Nouriel Roubini Three Years Ago

One of the common complaints of the financial media is that perma-bears are rarely held to account. Various gloom-and-doomers go on TV and make vague predictions of disaster, and whatever bad news comes to pass, they claim credit for predicting.

As someone who has his Buy List up for all the world to see all the time, I find it infuriating that these folks can get away with it. Just to be clear, I don’t think being wrong with a prediction is that bad. What I hate is that well-known people can so easily walk away from what they said and no one seems to care.

Let’s jump in the Wayback Machine and see what Nouriel Roubini was saying three years ago at the beginning of one of the greatest bull markets in history.

How Low Can The Stock Markets Go?
Nouriel Roubini, 03.12.09, 12:00 AM EST
The answer: Lower … much lower.

For the last six months, I have been arguing that, in spite of the sharp fall in U.S. and global equities, there were significant downside risks to stock markets. Thus, repeated bear market rallies would fizzle out under the onslaught of worse than expected macro news, earnings news and financial markets/firms shocks.
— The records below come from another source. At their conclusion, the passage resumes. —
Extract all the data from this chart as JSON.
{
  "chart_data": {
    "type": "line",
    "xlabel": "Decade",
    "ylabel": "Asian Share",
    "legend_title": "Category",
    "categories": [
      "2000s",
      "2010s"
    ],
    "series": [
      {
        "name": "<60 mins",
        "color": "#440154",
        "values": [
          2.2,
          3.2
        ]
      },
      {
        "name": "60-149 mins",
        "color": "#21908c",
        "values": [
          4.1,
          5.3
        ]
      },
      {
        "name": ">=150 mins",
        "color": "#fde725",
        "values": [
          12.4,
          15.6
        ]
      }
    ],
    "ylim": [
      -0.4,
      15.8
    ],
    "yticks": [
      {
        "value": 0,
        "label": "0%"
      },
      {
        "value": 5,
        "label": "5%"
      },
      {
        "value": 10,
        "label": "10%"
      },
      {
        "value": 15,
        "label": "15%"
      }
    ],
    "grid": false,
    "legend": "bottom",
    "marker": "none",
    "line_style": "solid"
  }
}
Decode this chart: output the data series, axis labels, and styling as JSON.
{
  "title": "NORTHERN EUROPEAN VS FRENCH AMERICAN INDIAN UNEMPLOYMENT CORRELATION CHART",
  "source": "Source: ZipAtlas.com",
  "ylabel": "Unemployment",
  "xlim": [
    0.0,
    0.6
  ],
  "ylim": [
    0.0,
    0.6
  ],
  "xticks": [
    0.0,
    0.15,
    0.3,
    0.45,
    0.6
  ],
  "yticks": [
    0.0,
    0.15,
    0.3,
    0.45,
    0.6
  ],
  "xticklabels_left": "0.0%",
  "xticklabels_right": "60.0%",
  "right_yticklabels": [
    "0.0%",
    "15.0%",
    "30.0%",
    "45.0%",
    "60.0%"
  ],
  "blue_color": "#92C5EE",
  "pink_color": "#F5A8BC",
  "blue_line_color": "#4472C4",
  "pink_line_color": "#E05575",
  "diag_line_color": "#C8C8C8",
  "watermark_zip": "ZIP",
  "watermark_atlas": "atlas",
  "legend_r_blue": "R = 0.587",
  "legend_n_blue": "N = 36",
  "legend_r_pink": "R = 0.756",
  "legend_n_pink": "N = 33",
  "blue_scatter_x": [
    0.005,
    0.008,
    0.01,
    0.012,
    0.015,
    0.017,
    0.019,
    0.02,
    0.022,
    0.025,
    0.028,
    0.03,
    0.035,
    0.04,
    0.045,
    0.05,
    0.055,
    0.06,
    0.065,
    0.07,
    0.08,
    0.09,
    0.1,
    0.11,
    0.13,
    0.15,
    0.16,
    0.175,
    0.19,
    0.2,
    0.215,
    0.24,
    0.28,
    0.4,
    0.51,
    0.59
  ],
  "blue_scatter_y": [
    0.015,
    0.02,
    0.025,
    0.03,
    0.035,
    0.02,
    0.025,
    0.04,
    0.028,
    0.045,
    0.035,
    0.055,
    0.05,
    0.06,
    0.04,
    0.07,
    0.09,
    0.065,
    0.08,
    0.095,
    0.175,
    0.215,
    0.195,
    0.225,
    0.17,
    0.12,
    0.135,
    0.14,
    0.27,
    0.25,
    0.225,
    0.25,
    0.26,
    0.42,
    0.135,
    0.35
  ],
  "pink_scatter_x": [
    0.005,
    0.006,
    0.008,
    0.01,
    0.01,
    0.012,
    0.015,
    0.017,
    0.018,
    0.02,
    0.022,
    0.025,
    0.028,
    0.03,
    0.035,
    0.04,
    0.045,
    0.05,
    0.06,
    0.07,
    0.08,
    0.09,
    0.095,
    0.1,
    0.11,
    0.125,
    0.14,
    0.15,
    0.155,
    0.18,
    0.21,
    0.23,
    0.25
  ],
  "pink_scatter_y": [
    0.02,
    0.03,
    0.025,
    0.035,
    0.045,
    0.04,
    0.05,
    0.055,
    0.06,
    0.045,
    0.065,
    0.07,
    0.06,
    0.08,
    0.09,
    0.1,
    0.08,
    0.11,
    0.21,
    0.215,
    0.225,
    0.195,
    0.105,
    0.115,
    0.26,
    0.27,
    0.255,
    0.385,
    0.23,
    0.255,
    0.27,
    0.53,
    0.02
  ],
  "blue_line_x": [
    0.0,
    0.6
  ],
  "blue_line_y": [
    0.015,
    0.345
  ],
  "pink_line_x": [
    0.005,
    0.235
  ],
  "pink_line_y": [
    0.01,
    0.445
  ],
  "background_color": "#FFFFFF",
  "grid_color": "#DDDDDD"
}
Put simply: If you take a macro approach, earnings per share of S&P 500 firms will be–quite realistically in 2009–in the $50 to $60 range. (Some may even argue that in a severe recession they could fall to $40). Then, the question is what the multiple, i.e., the price-to-earnings ratio, will be on such earnings. It is realistic to expect that the multiple may fall in the 10 to 12 range in a U-shaped recession.

For the record, the S&P 500 earned $56.86 in 2009 but the P/E Ratio soared because the market correctly saw that earnings would come roaring back. The S&P 500 ended 2009 at 1,115 which was nearly 20 times earnings.

Then, even in the best scenario (earnings at $60 and P/E at 12), the S&P index would be at 720. If either earnings are closer to $50 or the P/E ratio is lower, at 10, then the S&P could fall to 600 (12 times 50 or 10 times 60) or even to 500 (10 times 50). Equivalently, the Dow Jones industrial average (DJIA) would be at least as low as 7,000 and possibly as low as 6,000 or 5,000. And using a similar logic, I have argued that global equities–following the U.S.– had another 20%-plus downside risk.

It didn’t turn out to be. Going by the intra-day low, the S&P 500 doubled in less than two years. This was one of the greatest buying opportunities in history.

I expect to soon see Professor Roubini groveling before Jon Stewart and promising that he’ll try to do better.